Suhadolnik followed through on his threat, telling a local immigration office that she was living in the country illegally and should be deported. Karikó and her husband had to hire an expensive lawyer to fight the extradition order. By then, Johns Hopkins had withdrawn its offer, wary of hiring a suspected fugitive.…

I’m pretty sure that means that she didn’t have a Green Card and was a visa overstayer, but never mind, even the Green Card scientists hired by universities are bad for America, but good for the university’s budget:

She quickly realized she was something of a second-class citizen at the Ivy League school. Her job was to do research and deliver a few lectures for graduate students, but she would never be eligible for tenure, unlike most other faculty members. The cardiology department was composed of physicians who treated patients, did research, and brought in money from grant proposals. PhDs like Karikó were there to help these physician-scientists. The research-assistant professors usually were foreign-born researchers — some faculty members referred to them as “the aliens” — willing to overlook meager salaries for the experience of working in the university’s world-class labs and because Penn promised to support their green-card applications.

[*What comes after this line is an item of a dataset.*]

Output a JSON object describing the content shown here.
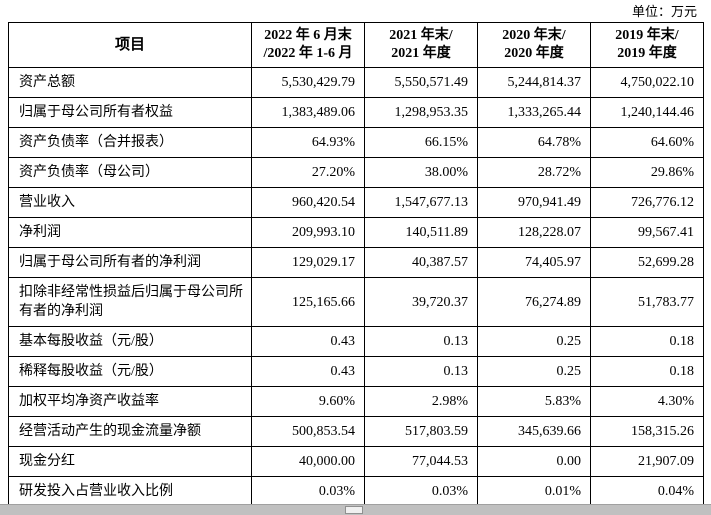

So I assume that Katalin Karikó got her citizenship status straightened out, and her daughter did too, because the daughter was an Olympic Gold medalist in rowing — for the United States, not Hungary — but let’s remember the Invisible Victim here: the American scientist who couldn’t get a job, or afford to take a job, at the University of Pennsylvania because all these legal "aliens" and even illegal aliens have taken his place at starvation wages.